The first step we’re taking sets new efficiency standards on fluorescent and incandescent lighting. Now I know light bulbs may not seem sexy, but this simple action holds enormous promise because 7 percent of all the energy consumed in America is used to light our homes and our businesses. Between 2012 and 2042, these new standards will save consumers up to $4 billion a year, conserve enough electricity to power every home in America for 10 months, reduce emissions equal to the amount produced by 166 million cars each year, and eliminate the need for as many as 14 coal-fired power plants.
And by the way, we’re going to start here at the White House. Secretary Chu has already started to take a look at our light bulbs, and we’re going to see what we need to replace them with energy-efficient light bulbs.
And if we want to make our economy run more efficiently, we’ve also got to make our homes and businesses run more efficiently. And that’s why we’re also speeding up a $346 million investment under the Recovery Act to expand and accelerate the development, deployment, and use of energy-efficient technologies in residential and commercial buildings, which consume almost 40 percent of the energy we use and contribute to almost 40 percent of the carbon pollution we produce.
We’re talking about technologies that are available right now or will soon be available — from lighting to windows, heating to cooling, smart sensors and controls. By adopting these technologies in our homes and businesses, we can make our buildings up to 80 percent more energy efficient — or with additions like solar panels on the roof or geothermal power from underground, even transform them into zero-energy buildings that actually produce as much energy as they consume.
Now, progress like this might seem far-fetched. But the fact is we’re not lacking for ideas and innovation. All we lack are the smart policies and the political will to help us put our ingenuity to work. And when we put aside the posturing and the politics; when we put aside attacks that are based less on evidence than on ideology; then a simple choice emerges.
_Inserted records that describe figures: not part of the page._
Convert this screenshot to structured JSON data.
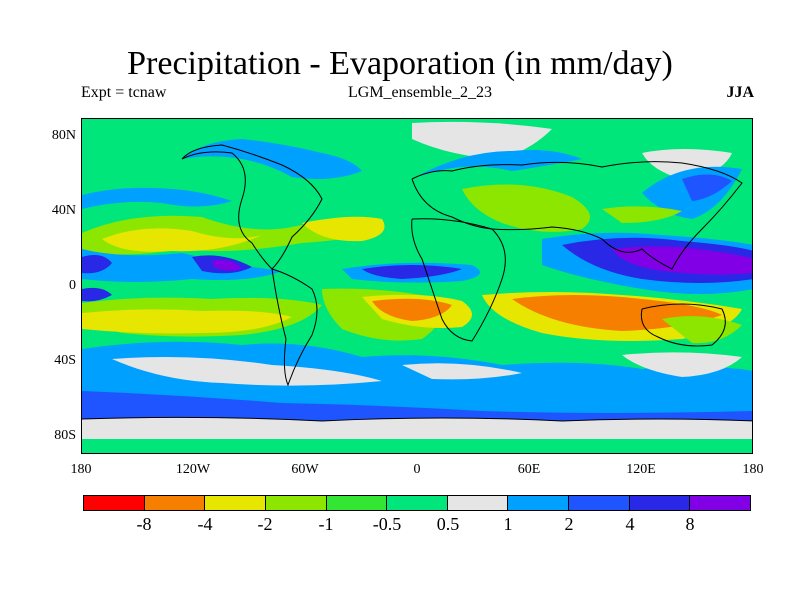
{
  "title": "Precipitation - Evaporation (in mm/day)",
  "experiment_label": "Expt = tcnaw",
  "run_name": "LGM_ensemble_2_23",
  "season": "JJA",
  "latitude_ticks": [
    "80N",
    "40N",
    "0",
    "40S",
    "80S"
  ],
  "longitude_ticks": [
    "180",
    "120W",
    "60W",
    "0",
    "60E",
    "120E",
    "180"
  ],
  "colorbar": {
    "colors": [
      "#ff0000",
      "#f77f00",
      "#e6e600",
      "#8ce600",
      "#33e633",
      "#00e67a",
      "#e5e5e5",
      "#00a0ff",
      "#1e55ff",
      "#2828e6",
      "#8200e6"
    ],
    "labels": [
      "-8",
      "-4",
      "-2",
      "-1",
      "-0.5",
      "0.5",
      "1",
      "2",
      "4",
      "8"
    ]
  }
}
We can remain the world’s leading importer of oil, or we can become the world’s leading exporter of clean energy. We can allow climate change to wreak unnatural havoc, or we can create jobs utilizing low-carbon technologies to prevent its worst effects. We can cede the race for the 21st century, or we can embrace the reality that our competitors already have: The nation that leads the world in creating a new clean energy economy will be the nation that leads the 21st century global economy.
That’s our choice: between a slow decline and renewed prosperity; between the past and the future.
The American people have made their choice. They expect us to move forward right now at this moment of great challenge, and stake our claim on the future — a stronger, cleaner, and more prosperous future where we meet our obligations to our citizens, our children, and to God’s creation — and where the United States of America leads once again.
That’s the future we’re aiming for. I’ve got a great Secretary of Energy who’s helping us achieve it. I want to thank again the House of Representatives for doing the right thing on Friday, and we are absolutely confident that we’re going to be able to make more progress in the weeks and months to come.